Agentic AI can take bad actions within a session. If a coding agent writes and runs code that deletes files, the files are gone. If a research agent calls an API too many times, real costs accrue. The model is taking real actions, and some of those actions may be difficult or impossible to undo. The risk is bounded to a single session, but it is not hypothetical.

Autonomous agents can take bad actions over extended periods and be harder to reverse. An agent running for weeks or months with write access to external systems can accumulate errors, take actions based on stale context, or drift from its original goal in ways that compound over time. The damage can be larger and more spread out than a single bad session, and the trail of what the agent did may not be easy to reconstruct.

This does not mean agents should not be used. It means the safeguards appropriate for each category are different. A generative AI chatbot needs content moderation. An agentic coding tool needs sandboxing and the ability to roll back file changes. An autonomous agent needs clear boundaries, a review mechanism, and logging of every action it takes.


The Spectrum, Not the Boxes

These three categories are useful conceptual anchors, but the reality is a continuum. Most products marketed as "agents" today sit closer to the agentic end than the truly autonomous end. They have some persistence, some tool use, and some ability to take scheduled actions, but they still require significant human oversight to function well.

Fully autonomous agents, systems that genuinely pursue goals across time without human intervention between steps, exist but are rare in production deployments. The capability exists. The infrastructure for running them reliably, including the monitoring, logging, and intervention tools that make them safe to run autonomously, is still maturing.

When a company tells you their product is an "agent," the useful questions are: does it maintain memory across sessions, does it take actions without human initiation between those actions, and what happens if it makes a mistake? Those questions tell you where on the spectrum it actually sits.

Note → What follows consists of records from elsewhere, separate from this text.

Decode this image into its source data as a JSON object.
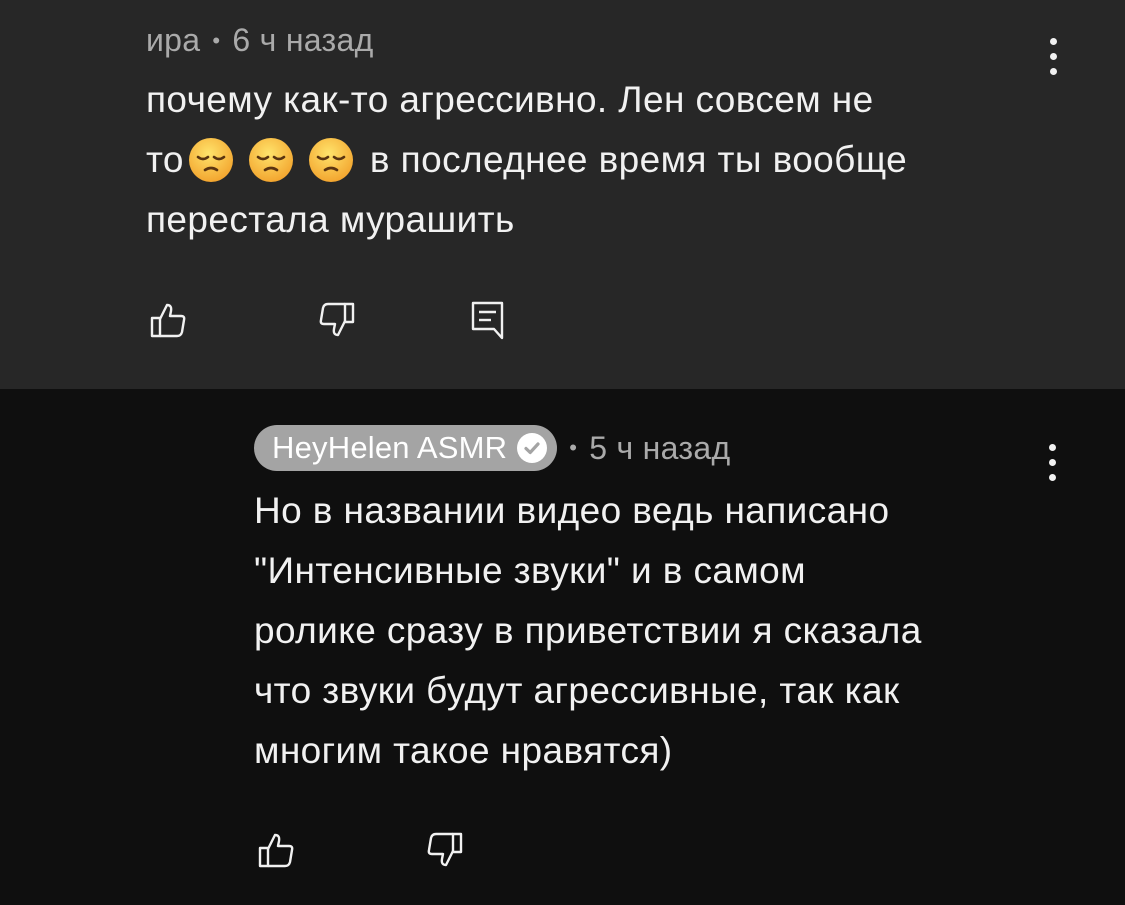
{
  "comment": {
    "author": "ира",
    "separator": "•",
    "time": "6 ч назад",
    "text_line1": "почему как-то агрессивно. Лен совсем не",
    "text_line2_start": "то",
    "emojis": [
      "pensive-face",
      "pensive-face",
      "pensive-face"
    ],
    "text_line2_end": "в последнее время ты вообще",
    "text_line3": "перестала мурашить"
  },
  "reply": {
    "author": "HeyHelen ASMR",
    "verified": true,
    "separator": "•",
    "time": "5 ч назад",
    "lines": [
      "Но в названии видео ведь написано",
      "\"Интенсивные звуки\" и в самом",
      "ролике сразу в приветствии я сказала",
      "что звуки будут агрессивные, так как",
      "многим такое нравятся)"
    ]
  },
  "colors": {
    "top_background": "#272727",
    "reply_background": "#0f0f0f",
    "text": "#f1f1f1",
    "meta_text": "#aaaaaa",
    "channel_pill": "#a4a4a4"
  }
}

The framing that helps most: think about where human oversight happens. In generative AI, oversight is continuous because you are making the decisions. In agentic AI, oversight happens at the start (you define the goal) and at the end (you review the result). In autonomous agents, oversight is periodic and after the fact. The further you move toward autonomous, the more the oversight model has to change to match the risk.

The vocabulary matters because the decisions are different.

A generative AI wrong answer needs a correction.

An agent wrong action needs a recovery plan.

Knowing which one you are dealing with is where good deployment decisions start.